By financing fossil fuel and industrial agriculture in the Global South, banks are condemning communities to the cruel combination of landlessness, deforestation, water pollution, and climate change. With this report, banks can no longer pretend that the issue is out of sight, out of mind.
Anderson said that pumping so much finance flows into industrial agriculture can be re-directed to the grassroots level where communities feel the real impacts of climate change to meet their solutions needs.
“Malawi is for example spending 75% of its national agriculture budget subsiding fertilizers. If they use that money to train farmers in agroecology, the farmers need the training once, or twice in their lives then they have the solutions. They have a list of solutions to use nature to strengthen soils, ensure fertility, increase crop diversity, and adapt more climate change resilient strategies while avoiding missions associated with industrial agriculture”, Anderson said in an interview.

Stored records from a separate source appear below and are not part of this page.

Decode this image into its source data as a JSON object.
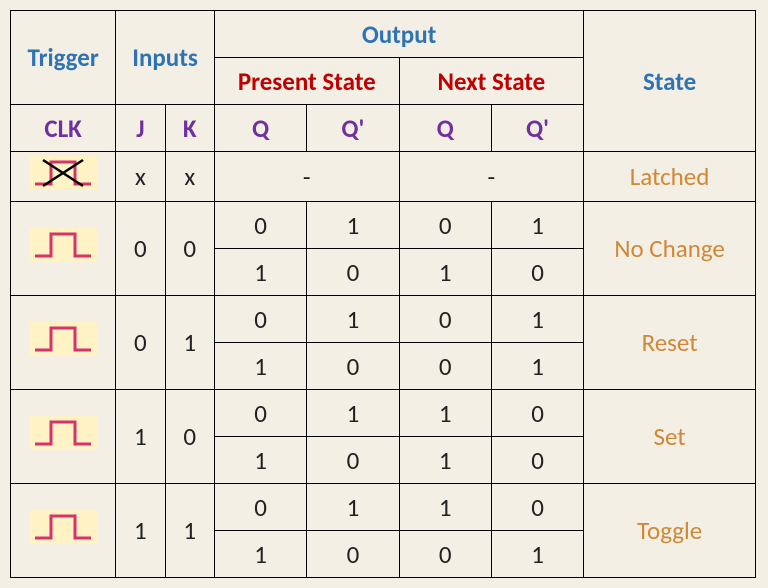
{
  "headers": {
    "trigger": "Trigger",
    "inputs": "Inputs",
    "output": "Output",
    "state": "State",
    "present": "Present State",
    "next": "Next State",
    "clk": "CLK",
    "j": "J",
    "k": "K",
    "q": "Q",
    "qbar": "Q'"
  },
  "rows": {
    "r0": {
      "j": "x",
      "k": "x",
      "ps": "-",
      "ns": "-",
      "state": "Latched"
    },
    "r1": {
      "j": "0",
      "k": "0",
      "state": "No Change",
      "a": {
        "psq": "0",
        "psqb": "1",
        "nsq": "0",
        "nsqb": "1"
      },
      "b": {
        "psq": "1",
        "psqb": "0",
        "nsq": "1",
        "nsqb": "0"
      }
    },
    "r2": {
      "j": "0",
      "k": "1",
      "state": "Reset",
      "a": {
        "psq": "0",
        "psqb": "1",
        "nsq": "0",
        "nsqb": "1"
      },
      "b": {
        "psq": "1",
        "psqb": "0",
        "nsq": "0",
        "nsqb": "1"
      }
    },
    "r3": {
      "j": "1",
      "k": "0",
      "state": "Set",
      "a": {
        "psq": "0",
        "psqb": "1",
        "nsq": "1",
        "nsqb": "0"
      },
      "b": {
        "psq": "1",
        "psqb": "0",
        "nsq": "1",
        "nsqb": "0"
      }
    },
    "r4": {
      "j": "1",
      "k": "1",
      "state": "Toggle",
      "a": {
        "psq": "0",
        "psqb": "1",
        "nsq": "1",
        "nsqb": "0"
      },
      "b": {
        "psq": "1",
        "psqb": "0",
        "nsq": "0",
        "nsqb": "1"
      }
    }
  },
  "chart_data": {
    "type": "table",
    "title": "JK Flip-Flop Truth Table",
    "columns": [
      "CLK",
      "J",
      "K",
      "Present Q",
      "Present Q'",
      "Next Q",
      "Next Q'",
      "State"
    ],
    "rows": [
      [
        "no-trigger",
        "x",
        "x",
        "-",
        "-",
        "-",
        "-",
        "Latched"
      ],
      [
        "pulse",
        0,
        0,
        0,
        1,
        0,
        1,
        "No Change"
      ],
      [
        "pulse",
        0,
        0,
        1,
        0,
        1,
        0,
        "No Change"
      ],
      [
        "pulse",
        0,
        1,
        0,
        1,
        0,
        1,
        "Reset"
      ],
      [
        "pulse",
        0,
        1,
        1,
        0,
        0,
        1,
        "Reset"
      ],
      [
        "pulse",
        1,
        0,
        0,
        1,
        1,
        0,
        "Set"
      ],
      [
        "pulse",
        1,
        0,
        1,
        0,
        1,
        0,
        "Set"
      ],
      [
        "pulse",
        1,
        1,
        0,
        1,
        1,
        0,
        "Toggle"
      ],
      [
        "pulse",
        1,
        1,
        1,
        0,
        0,
        1,
        "Toggle"
      ]
    ]
  }
}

Sydney Otieno a smallholder farmer said: “Global corporations responsible for climate change caused by fossil fuel industries were all at the summit talking about building financial partnerships, but climate change is caused by the dysfunctional systems that we have today. This can be changed by involving the real people on the ground who feel the real impacts of climate change like farmers”.
He was speaking during the People’s Climate Summit event in Nairobi.